Il Typus del lavoratore mette il mondo e se medesimo a disposizione del lavoro; l’uomo viene ridotto a risorsa umana, la natura a risorsa illimitatamente sfruttabile. Ormai distante dalla sensibilità borghese, il lavoratore è capace di disporre del suo corpo ai fini della mobilitazione del mondo, cioè ai fini della tecnicizzazione. Di fronte alla macchina, egli diviene finanche inadeguato: se accade un disastro ferroviario, l’incidente (già il titolo che gli si assegna è significativo) viene ricondotto all’errore umano.

Peter Martensen

Peter Martensen

L’uomo, nello spazio delle macchine, cioè dell’esattezza e della calcolabilità, è un errore; le vittime degli incidenti assomigliano così a martiri sacrificatisi sulla via della tecnicizzazione e non più, come nell’evo cristiano, sulla via della redenzione. Secondo Jünger, i fenomeni che più di altri esemplificano tale passaggio dalla sensibilità borghese all’insensibilità del lavoratore sono la fotografia e lo sport. La fotografia, come avrebbe detto Longanesi, è il nuovo Plutarco capace di cogliere il mondo in flagrante; essa cattura sia l’uomo nell’atto di morire, sia la pallottola mentre uccide. Viene meno lo sguardo umano del pittore, e si afferma lo sguardo gelido e crudo della macchina. Lo sport mostra altresì alla perfezione il ruolo a cui il corpo assurge nell’orizzonte della contemporaneità.

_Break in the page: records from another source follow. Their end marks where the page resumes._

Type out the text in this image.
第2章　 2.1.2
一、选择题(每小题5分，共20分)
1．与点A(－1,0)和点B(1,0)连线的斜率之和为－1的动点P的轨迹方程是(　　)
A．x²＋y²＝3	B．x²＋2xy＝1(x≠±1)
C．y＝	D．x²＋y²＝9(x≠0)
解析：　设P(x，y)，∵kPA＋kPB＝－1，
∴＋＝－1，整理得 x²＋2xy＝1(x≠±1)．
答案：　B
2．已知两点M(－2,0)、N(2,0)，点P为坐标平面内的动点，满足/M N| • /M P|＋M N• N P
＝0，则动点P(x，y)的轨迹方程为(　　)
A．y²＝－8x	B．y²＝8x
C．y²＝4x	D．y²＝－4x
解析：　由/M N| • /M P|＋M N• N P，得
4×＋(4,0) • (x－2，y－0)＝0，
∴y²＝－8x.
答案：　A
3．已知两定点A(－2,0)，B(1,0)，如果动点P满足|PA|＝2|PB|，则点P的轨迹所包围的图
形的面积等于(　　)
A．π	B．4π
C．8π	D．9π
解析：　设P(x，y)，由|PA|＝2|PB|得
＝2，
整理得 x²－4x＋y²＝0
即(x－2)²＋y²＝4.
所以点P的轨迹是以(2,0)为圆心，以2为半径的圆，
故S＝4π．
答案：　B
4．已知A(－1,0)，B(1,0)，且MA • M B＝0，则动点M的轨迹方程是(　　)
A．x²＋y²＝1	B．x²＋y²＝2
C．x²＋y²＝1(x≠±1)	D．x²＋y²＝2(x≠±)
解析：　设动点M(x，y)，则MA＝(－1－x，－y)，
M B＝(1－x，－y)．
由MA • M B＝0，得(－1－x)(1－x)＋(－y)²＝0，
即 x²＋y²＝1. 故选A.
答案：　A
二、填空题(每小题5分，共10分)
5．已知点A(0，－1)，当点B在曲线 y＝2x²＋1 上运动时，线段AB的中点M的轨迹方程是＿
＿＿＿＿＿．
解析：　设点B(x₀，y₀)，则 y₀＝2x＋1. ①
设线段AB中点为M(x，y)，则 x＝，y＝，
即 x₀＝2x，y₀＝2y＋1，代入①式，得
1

Liberata la mente da falsi romanticismi, possiamo osservare la progressiva caduta dei caratteri dell’agonismo antico, e riconoscere nello sport non già l’agon, bensì una corsa al record migliore, svolta attraverso una serie di prove misurate con precisione insindacabile dalle macchine cronometriche e fotografiche. La ricerca del migliore risultato, nell’inseguimento del millimetro, tradisce l’idea che il corpo sia uno strumento di cui sperimentiamo l’efficacia, indagandone le potenzialità.

Giovani spartani che si esercitano - Edgar Degas (1860-62)

Giovani spartani che si esercitano – Edgar Degas (1860-62)

L’atleta viene dunque visto come congegno che possiede varie capacità misurabili ed esprimibili come statistiche – tale è la rappresentazione videoludica degli sportivi: un insieme di statistiche relative alla velocità, all’accelerazione, alla potenza, alla precisione e così via. Se con il progredire dell’oggettivazione cresce anche la quantità di dolore che può essere sopportata, con la ricerca del migliore risultato che l’atleta può realizzare si manifesta una forma di disciplinamento che riduce il corpo a macchina. Ciò vale anche per la medicina, se è vero, per dirla con Ceronetti, che la civiltà ci ha sottratti alle spade, per farci meglio sentire la paura dei chirurghi. È diffusa, nella pratica medica, la rappresentazione del corpo quale oggetto su cui operare macchinalmente. La farmacologizzazione del quotidiano (così chiamiamo la tendenza all’uso-abuso di farmaci) risponde a tale logica. Se vengono riscontrati problemi al braccio o alla testa, si assumono specifici farmaci che intervengono su quelle zone come se intervenissero con operazioni di manutenzione sulle parti malfunzionanti di una macchina, eludendo o volutamente ignorando la lezione olistica che la medicina conserva dai tempi di Ippocrate.